Well this part is definitely off:

System Info:
    BLAS = 1
    SSE3 = 0
    AVX = 0
    AVX2 = 0
    AVX512 = 0
    AVX512_VBMI = 0
    AVX512_VNNI = 0
    FMA = 0
    NEON = 0
    ARM_FMA = 0
    F16C = 0
    FP16_VA = 0
    WASM_SIMD = 0
    VSX = 0

I assume the lack of AVX is a compiler issue. But no idea how to fix that, it seems to be up to date.

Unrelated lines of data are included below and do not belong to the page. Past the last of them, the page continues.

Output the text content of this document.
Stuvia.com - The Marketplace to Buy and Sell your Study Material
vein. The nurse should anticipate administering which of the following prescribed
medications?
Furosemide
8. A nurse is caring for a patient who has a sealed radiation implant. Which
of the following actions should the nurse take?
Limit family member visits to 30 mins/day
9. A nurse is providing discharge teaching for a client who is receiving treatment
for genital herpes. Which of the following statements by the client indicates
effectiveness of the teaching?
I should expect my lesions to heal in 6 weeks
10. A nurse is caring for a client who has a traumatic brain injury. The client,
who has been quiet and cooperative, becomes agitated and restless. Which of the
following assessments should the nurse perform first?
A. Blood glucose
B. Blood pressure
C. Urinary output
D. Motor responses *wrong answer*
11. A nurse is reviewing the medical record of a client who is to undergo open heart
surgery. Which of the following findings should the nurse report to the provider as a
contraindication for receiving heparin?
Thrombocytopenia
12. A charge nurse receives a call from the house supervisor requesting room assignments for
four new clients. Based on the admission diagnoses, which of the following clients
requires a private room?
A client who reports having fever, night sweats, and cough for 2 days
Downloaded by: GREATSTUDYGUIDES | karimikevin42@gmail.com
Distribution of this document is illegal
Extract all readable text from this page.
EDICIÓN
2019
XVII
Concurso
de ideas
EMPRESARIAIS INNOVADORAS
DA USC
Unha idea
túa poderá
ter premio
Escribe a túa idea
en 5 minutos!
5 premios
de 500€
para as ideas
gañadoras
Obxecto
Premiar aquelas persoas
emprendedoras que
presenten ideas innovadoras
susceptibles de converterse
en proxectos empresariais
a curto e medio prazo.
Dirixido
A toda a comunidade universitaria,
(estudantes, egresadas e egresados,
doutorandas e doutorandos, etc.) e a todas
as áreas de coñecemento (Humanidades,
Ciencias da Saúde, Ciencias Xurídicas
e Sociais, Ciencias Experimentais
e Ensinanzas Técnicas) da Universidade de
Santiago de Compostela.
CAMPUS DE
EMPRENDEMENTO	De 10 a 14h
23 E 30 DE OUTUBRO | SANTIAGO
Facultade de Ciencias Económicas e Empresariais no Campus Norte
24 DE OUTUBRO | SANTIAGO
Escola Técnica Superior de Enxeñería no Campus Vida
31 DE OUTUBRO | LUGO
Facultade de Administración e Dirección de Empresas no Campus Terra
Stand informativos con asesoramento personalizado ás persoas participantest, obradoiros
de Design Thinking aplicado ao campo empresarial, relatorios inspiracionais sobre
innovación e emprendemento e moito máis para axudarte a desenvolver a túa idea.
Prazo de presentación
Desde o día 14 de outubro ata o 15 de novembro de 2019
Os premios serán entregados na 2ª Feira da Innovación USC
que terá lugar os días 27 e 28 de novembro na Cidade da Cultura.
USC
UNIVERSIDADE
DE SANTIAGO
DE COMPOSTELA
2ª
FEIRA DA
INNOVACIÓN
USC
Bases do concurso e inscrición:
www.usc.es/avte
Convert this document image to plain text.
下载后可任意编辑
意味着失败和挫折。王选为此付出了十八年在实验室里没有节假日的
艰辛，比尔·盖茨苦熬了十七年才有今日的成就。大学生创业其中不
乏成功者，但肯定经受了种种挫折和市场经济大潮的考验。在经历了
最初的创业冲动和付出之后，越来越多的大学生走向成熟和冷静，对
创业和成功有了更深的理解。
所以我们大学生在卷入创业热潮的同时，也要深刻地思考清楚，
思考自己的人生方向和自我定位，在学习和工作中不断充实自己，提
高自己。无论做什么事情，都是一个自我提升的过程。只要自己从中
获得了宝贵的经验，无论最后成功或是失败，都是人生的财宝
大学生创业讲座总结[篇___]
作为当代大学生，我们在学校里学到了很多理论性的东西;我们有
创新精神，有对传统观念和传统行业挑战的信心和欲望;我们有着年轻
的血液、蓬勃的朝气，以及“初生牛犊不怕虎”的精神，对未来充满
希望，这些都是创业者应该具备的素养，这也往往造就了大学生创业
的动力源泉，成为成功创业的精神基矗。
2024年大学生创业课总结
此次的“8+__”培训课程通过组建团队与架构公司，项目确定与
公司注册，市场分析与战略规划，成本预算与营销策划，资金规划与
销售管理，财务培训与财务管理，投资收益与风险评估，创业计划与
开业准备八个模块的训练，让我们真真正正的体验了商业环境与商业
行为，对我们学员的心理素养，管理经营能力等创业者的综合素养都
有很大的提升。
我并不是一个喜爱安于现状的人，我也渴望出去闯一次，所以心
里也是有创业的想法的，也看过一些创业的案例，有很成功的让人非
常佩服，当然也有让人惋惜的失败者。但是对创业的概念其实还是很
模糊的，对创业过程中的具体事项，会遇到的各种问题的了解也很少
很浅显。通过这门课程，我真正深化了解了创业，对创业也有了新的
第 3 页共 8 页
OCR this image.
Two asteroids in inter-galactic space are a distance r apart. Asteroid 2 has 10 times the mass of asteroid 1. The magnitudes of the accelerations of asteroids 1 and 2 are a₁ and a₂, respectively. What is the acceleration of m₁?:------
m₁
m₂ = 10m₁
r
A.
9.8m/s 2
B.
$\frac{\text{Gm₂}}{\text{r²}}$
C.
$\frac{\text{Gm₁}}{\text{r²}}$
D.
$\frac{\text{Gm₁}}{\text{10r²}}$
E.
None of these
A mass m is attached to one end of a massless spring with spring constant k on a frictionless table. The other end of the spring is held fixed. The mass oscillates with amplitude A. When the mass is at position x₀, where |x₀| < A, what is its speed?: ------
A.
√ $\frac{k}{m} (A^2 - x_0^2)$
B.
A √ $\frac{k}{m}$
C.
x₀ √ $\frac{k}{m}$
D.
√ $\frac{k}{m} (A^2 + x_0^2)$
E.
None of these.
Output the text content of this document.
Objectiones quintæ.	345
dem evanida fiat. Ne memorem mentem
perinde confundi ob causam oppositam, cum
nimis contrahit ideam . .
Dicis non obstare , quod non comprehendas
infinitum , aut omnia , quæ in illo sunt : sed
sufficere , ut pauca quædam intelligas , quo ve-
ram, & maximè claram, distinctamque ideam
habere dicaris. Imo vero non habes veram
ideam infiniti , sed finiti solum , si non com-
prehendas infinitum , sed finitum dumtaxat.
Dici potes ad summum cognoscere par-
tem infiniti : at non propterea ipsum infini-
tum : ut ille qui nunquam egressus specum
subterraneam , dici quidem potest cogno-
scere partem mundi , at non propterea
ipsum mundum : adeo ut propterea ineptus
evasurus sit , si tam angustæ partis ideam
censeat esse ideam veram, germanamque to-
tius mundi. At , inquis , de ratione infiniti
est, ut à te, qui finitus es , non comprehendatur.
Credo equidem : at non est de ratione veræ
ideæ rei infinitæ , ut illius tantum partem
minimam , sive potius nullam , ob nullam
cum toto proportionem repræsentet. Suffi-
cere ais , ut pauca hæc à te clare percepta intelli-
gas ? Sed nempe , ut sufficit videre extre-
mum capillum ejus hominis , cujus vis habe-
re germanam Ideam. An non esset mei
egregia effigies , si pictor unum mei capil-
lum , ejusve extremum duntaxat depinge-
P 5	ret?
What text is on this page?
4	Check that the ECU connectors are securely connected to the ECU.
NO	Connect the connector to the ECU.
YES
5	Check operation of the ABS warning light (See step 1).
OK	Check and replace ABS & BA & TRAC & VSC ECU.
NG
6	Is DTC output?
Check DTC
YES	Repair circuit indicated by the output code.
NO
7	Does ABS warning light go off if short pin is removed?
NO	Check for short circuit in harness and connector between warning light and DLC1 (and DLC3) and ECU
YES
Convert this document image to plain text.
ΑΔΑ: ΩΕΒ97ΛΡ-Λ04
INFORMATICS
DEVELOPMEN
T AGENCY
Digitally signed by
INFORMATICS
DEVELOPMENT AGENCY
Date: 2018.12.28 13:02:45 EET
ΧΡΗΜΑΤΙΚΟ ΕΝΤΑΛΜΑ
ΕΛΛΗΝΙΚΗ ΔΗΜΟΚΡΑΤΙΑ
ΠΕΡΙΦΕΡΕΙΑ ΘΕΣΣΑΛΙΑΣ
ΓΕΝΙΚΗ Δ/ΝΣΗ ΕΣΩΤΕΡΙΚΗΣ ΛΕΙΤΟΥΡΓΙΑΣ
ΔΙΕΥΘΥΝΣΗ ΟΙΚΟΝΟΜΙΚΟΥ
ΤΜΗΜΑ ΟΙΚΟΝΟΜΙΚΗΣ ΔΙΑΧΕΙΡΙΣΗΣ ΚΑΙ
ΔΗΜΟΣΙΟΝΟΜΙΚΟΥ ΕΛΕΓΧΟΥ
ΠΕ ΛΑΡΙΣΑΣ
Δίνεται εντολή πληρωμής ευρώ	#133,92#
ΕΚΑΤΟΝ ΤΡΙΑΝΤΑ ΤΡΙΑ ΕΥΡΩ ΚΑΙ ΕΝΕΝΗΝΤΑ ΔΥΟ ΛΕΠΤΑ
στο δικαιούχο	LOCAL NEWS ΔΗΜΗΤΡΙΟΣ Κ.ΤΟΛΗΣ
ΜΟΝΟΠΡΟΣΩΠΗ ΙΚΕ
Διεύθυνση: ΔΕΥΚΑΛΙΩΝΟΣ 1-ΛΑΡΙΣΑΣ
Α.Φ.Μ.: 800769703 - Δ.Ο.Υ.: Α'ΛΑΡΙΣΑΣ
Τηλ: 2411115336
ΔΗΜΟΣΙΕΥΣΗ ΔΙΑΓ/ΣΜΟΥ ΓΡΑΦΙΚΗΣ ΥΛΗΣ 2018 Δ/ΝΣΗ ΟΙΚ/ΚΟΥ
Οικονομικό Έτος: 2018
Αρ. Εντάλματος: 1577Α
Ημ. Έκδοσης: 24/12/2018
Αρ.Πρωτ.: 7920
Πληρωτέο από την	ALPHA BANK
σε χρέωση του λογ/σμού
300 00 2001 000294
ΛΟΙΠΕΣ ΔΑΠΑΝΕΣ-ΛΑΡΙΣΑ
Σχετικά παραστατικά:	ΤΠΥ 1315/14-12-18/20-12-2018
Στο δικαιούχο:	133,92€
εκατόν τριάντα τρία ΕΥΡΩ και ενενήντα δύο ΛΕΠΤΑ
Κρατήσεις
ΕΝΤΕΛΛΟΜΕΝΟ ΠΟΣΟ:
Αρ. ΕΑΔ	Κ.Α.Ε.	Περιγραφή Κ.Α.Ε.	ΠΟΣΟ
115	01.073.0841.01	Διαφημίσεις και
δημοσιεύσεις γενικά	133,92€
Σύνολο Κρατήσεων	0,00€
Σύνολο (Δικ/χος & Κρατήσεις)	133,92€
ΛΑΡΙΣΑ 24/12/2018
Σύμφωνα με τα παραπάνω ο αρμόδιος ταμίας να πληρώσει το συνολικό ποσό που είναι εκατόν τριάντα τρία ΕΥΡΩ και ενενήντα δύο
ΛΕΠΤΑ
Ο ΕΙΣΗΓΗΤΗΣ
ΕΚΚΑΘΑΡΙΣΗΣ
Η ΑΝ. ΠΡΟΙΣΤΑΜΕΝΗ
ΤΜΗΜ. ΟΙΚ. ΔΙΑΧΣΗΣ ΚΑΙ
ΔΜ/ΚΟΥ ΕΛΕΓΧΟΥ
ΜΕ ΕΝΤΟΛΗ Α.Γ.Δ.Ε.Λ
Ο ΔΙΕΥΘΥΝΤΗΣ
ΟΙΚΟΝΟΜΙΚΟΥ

Green-Sky commented 1 year ago

OH, tell me more about your build environment/process because it is trying to enable gcc/clang avx2 (-mavx2) on a msvc compiler

Green-Sky commented 1 year ago

If you poke around in your build directoy, you should fine a CMakeCache.txt, inside there you can add /arch:AVX2 to CMAKE_CXX_FLAGS:STRING= and CMAKE_C_FLAGS:STRING=

n00mkrad commented 1 year ago

OH, tell me more about your build environment/process because it is trying to enable gcc/clang avx2 (-mavx2) on a msvc compiler

Windows 10 22H2, VS 2022 with Build Tools installed, CUDA Toolkit 11.8 installed, cmake installed using their setup.

If you poke around in your build directoy, you should fine a CMakeCache.txt, inside there you can add /arch:AVX2 to CMAKE_CXX_FLAGS:STRING= and CMAKE_C_FLAGS:STRING=

That didn't seem to change anything. I ran cmake --build . --config Release again and same result.

Green-Sky commented 1 year ago

very funky, @leejet i will probably make a pr later with improved cmake (by copying from llama.cpp)

leejet commented 1 year ago

very funky, @leejet i will probably make a pr later with improved cmake (by copying from llama.cpp)

The latest GGML code has already fixed this issue. I will rebase my code onto the latest GGML code.

leejet commented 1 year ago

Does that imply it failed to enable AVX/AVX2 stuff?

@n00mkrad the issue has been fixed. You can pull the latest code and give it a try. Don't forget to update the submodule as well.

git pull origin master
git submodule update
n00mkrad commented 1 year ago

Works. Still very slow, but I guess that's expected. About 7 sec per step with CuBLAS, 30 sec without.